McEvoy has been swimming under Scarce since his Palm Beach days and followed his mentor when the coach was appointed to the helm of Bond Swimming Club located at Bond University, Gold Coast, Queensland back in 2015. Eventually joining McEvoy and helping Bond become a formidable force were several emerging athletes in the form of 2017 World Championship breakout teen Elijah Winnington, Alex Graham and Brayden McCarthy.
Per The Gold Coast Bulletin, McEvoy is seeking a new home and will be trying out clubs much like fellow Olympian Mitch Larkin did when he decided to leave his longtime St. Peters Western home. McEvoy will reportedly be visiting Michael Bohl at Griffith University, which is the training ground to Olympians such as Emma McKeon, Daniel Smith, Maddie Groves and Grant Irvine. The 47.04 100m freestyler will also be visiting Chris Urguhart at Southport and David Lush at Brisbane, the latter of whom earned recent Coach of the Year honors from the Australian Coaches and Swim Teachers Association.
Of his decision to make a move, McEvoy told The Gold Coast Bulletin, “The decision was definitely up there with one of hte hardest things I’ave had to do in my life…both making the decision and conveying the decision.
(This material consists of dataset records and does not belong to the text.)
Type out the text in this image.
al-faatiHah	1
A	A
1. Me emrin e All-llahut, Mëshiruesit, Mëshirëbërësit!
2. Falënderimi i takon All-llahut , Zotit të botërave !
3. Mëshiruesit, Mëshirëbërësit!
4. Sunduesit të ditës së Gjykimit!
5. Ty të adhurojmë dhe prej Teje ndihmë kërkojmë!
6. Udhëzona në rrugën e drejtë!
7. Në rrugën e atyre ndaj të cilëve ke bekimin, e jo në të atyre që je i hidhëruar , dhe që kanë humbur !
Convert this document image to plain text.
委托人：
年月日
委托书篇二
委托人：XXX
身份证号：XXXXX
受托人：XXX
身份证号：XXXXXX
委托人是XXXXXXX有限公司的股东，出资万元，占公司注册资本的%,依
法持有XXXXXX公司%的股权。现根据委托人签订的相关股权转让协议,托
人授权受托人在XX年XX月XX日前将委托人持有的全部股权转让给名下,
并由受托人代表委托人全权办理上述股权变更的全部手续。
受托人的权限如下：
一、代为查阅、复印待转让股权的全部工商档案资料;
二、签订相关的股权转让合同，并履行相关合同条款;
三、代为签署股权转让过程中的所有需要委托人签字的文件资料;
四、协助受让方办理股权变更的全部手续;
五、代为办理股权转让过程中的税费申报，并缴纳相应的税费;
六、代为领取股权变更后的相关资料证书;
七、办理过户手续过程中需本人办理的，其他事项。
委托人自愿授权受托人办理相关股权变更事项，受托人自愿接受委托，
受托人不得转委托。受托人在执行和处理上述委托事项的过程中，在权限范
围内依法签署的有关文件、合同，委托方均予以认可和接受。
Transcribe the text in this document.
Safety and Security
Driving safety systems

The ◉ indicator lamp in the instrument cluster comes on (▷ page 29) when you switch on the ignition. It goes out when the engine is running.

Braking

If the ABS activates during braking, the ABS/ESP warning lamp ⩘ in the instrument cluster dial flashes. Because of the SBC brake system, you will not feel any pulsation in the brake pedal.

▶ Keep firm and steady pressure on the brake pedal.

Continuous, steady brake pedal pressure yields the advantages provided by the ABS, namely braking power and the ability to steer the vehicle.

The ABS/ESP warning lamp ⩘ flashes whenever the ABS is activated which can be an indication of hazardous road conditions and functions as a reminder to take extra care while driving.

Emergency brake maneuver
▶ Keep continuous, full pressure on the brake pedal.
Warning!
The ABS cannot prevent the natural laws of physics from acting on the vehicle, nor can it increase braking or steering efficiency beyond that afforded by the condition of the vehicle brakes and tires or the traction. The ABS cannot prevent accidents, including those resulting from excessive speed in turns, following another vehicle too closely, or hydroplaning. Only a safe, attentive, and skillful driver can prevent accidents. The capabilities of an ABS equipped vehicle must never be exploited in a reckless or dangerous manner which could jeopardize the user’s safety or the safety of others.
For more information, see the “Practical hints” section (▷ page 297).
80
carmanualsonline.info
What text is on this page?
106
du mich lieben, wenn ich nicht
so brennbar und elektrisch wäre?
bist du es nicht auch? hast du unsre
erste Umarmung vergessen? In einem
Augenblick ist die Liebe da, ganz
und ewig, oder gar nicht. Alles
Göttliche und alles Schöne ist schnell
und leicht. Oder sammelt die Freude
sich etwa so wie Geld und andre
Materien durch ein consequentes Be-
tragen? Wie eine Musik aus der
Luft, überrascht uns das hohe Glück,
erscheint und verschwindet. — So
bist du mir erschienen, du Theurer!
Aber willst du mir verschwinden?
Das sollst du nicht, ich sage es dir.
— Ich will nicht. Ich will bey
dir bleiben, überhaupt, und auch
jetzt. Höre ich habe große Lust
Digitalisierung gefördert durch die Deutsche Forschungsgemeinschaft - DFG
But, I got a lot of support from Rich when we spoke about it and his main concern was just to get me into whatever program is best for me in order to get me wherever I can get in swimming.
“It was really nice. I know Rich really well and I know he would support me regardless.” (The Gold Coast Bulletin)
McEvoy recorded his historic 47.04 100m freestyle swim in April 2016 and wound up taking the freestyle treble at those Australian National Championships by earning the 50m and 200m free national titles as well. However, in Rio, McEvoy faltered, finishing 7th in the 100m freestyle final well out of the medals. He found himself out of the 50m final entirely.
The next year at the World Championships in Budapest, McEvoy just missed the podium in 4th place in the 100m free, while missing out of the 50m final. Flash forward to the 2018 season and McEvoy barely made the 100m freestyle event individually for the Commonwealth Games, sliding into 3rd at his nation’s Trials in 48.62. He fared one place better in the 50m free where he garnered silver in 22.02, while his 200m free time of 1:48.67 fell to 8th in the final field.
In front of a home crowd, however, McEvoy was able to earn some hardware, collecting bronze at the Commonwealth Games this past April in the 50m (21.92) while also helping his 4x100m freestyle relay earn gold. However, his lead-off of 48.91, along with his 4th place finishing 48.44 in the 100m individual event were both a far cry from his former swimmer self who nailed 11 sub-48 second 100m freestyles since 2013.
McEvoy, along with the rest of the Australian big guns, will be racing at the Australian Pan Pacific Trials coming up on June 30th in Adelaide. That meet, along with the Commonwealth Games results themselves, will determine who will represent the green and gold against the likes of America and Japan, among other nations, at the Pan Pacific Championships this August in Tokyo.